Preach the pathos of the whole week, each moment in the week. What it means for Jesus to enter Jerusalem that one last time, knowing what was to come. What it means to share a meal with your friends one last time. What it means to watch your friend leave the room for good, without saying goodbye, only to show up with your enemies, to that familiar place, that garden where you had talked and laughed, cried and hoped, learned and loved. What it means to go on trial, to be flogged, to be crucified. What it means to look into the eyes of your mother one last time. What it means to ask, “Where are you, God?” What it means to inhale your last breath. Feel the pathos of each moment in the week and there’s your sermon. Preach the holy. Choose the holy moment for that moment and preach it for all it’s worth.
If your sermons are mostly set, worship services in place? Well, now, I imagine you are thinking that all you have to do is just get through the week. At least, that is what I suspect you feel. It all reminds me of a cartoon. The first frame — Christ is risen! The second frame — the clergy is dead!
But, what if this year could be different? What if this year you let yourself recognize the holy, at least once? And what, during this week, will be that holy moment for you? That moment when you yourself sense the pathos of the moment? When your faith feels the holy? Rest in that. Wonder why it’s this moment this year and not another. Ask yourself, what about this moment, during this week, makes it holy for me? And, what is holy for me?
Because Holy Week should never be a week you endure but every year a week when your faith is allowed to wonder how it endures. Dear Working Preachers, you need Holy Week as much as everyone else. No matter how many show up at your services, no matter how all of the worship ends up, no matter your perception of the effectiveness of your proclamation, at the end of the week, you and your parishioners have walked through the week together. And that should matter. Every moment should matter, not for all, but a moment for one.
This is a week where the part can get lost in the whole. Where a meaningful moment is passed over for the sake of the performance and for the sake of the end. Don’t let that happen, Dear Working Preachers. Choose your moment. Take your moment. So that you let yourself imagine what living in the holy can mean.
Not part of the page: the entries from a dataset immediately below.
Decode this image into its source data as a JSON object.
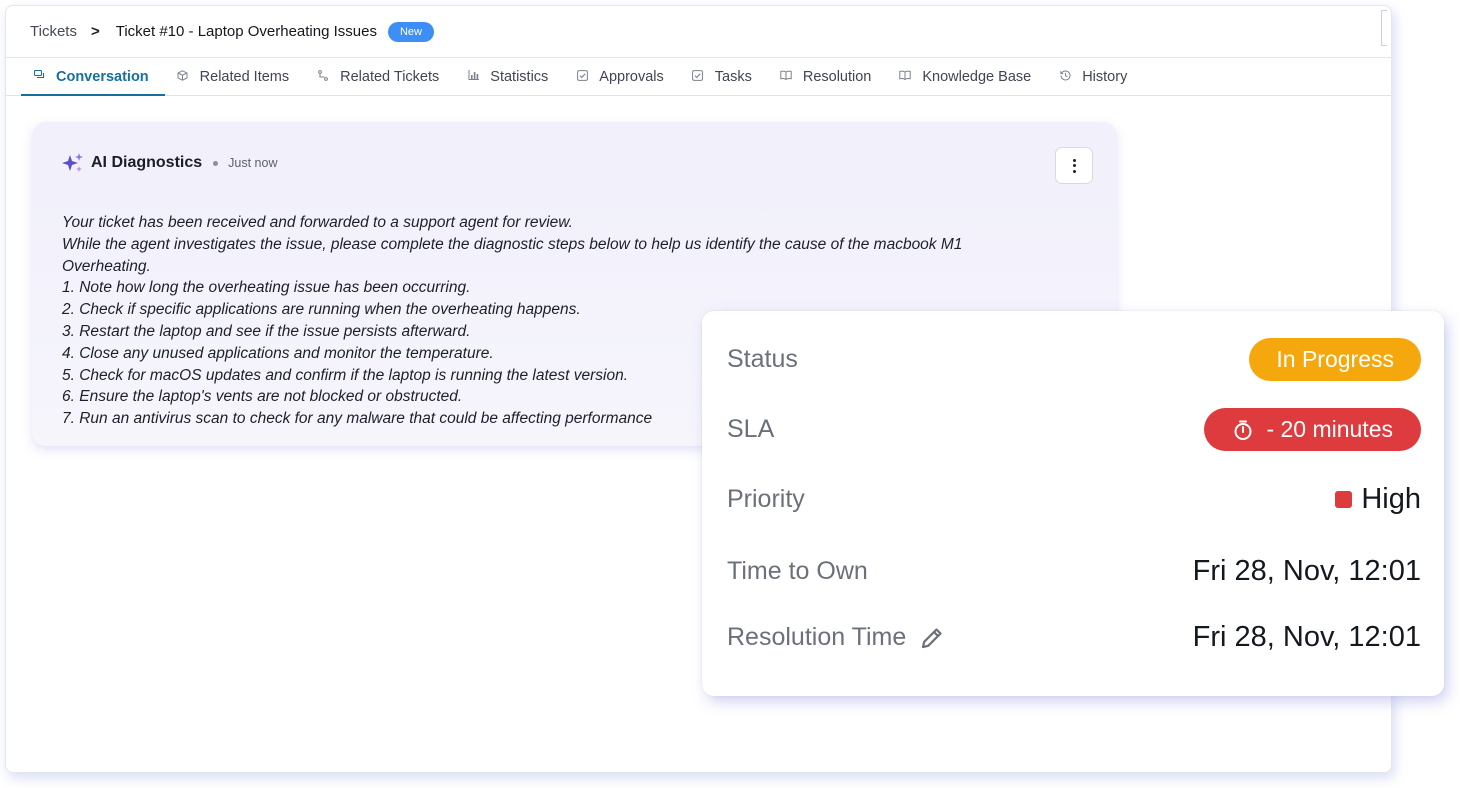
{
  "breadcrumb": {
    "root": "Tickets",
    "separator": ">",
    "current": "Ticket #10 - Laptop Overheating Issues",
    "badge": "New"
  },
  "tabs": [
    {
      "label": "Conversation",
      "icon": "chat-icon",
      "active": true
    },
    {
      "label": "Related Items",
      "icon": "cube-icon",
      "active": false
    },
    {
      "label": "Related Tickets",
      "icon": "link-icon",
      "active": false
    },
    {
      "label": "Statistics",
      "icon": "bar-chart-icon",
      "active": false
    },
    {
      "label": "Approvals",
      "icon": "check-square-icon",
      "active": false
    },
    {
      "label": "Tasks",
      "icon": "check-square-icon",
      "active": false
    },
    {
      "label": "Resolution",
      "icon": "book-icon",
      "active": false
    },
    {
      "label": "Knowledge Base",
      "icon": "book-open-icon",
      "active": false
    },
    {
      "label": "History",
      "icon": "history-icon",
      "active": false
    }
  ],
  "message": {
    "author": "AI Diagnostics",
    "time": "Just now",
    "author_icon": "sparkle-icon",
    "lines": [
      "Your ticket has been received and forwarded to a support agent for review.",
      "While the agent investigates the issue, please complete the diagnostic steps below to help us identify the cause of the macbook M1",
      "Overheating.",
      "1. Note how long the overheating issue has been occurring.",
      "2. Check if specific applications are running when the overheating happens.",
      "3. Restart the laptop and see if the issue persists afterward.",
      "4. Close any unused applications and monitor the temperature.",
      "5. Check for macOS updates and confirm if the laptop is running the latest version.",
      "6. Ensure the laptop's vents are not blocked or obstructed.",
      "7. Run an antivirus scan to check for any malware that could be affecting performance"
    ]
  },
  "details": {
    "status_label": "Status",
    "status_value": "In Progress",
    "sla_label": "SLA",
    "sla_value": "- 20 minutes",
    "priority_label": "Priority",
    "priority_value": "High",
    "time_to_own_label": "Time to Own",
    "time_to_own_value": "Fri 28, Nov, 12:01",
    "resolution_time_label": "Resolution Time",
    "resolution_time_value": "Fri 28, Nov, 12:01"
  },
  "colors": {
    "accent": "#176f9e",
    "badge_new": "#3d8ff5",
    "status_in_progress": "#f5a70e",
    "sla_overdue": "#dd3b3e",
    "priority_high": "#dd3b3e"
  }
}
And, I think that when we have a holy mindset, when we know that the holy is, even when we think it isn’t, it changes our perspective. When holy is expected, you insist on the holy. When holy is anticipated, you see the holy in those others say are unclean and unworthy. You see the holy when every other thing suggests that holy cannot exist. And, you point to the holy from that which, and that whom, most would look away.
At a certain point, the reason for Holy Week then ends up being this — to teach us to detect the holy when the world denies it. To show us that the holy is present when most will resist it. To witness to the holy in those places and spaces where the holy is deemed not to be and not to belong.
And so, I think Holy Week is less about the what and more about the why and the how. That is, Holy Week preaching, Holy Week being, is not insisting on what happened, arguing for the fact that the what has meaning in and of itself, but preaches that Holy Week matters for how we live our lives. How we interpret our lives. And why we inhabit the world as we do.
A very Holy Week, Dear Working Preachers.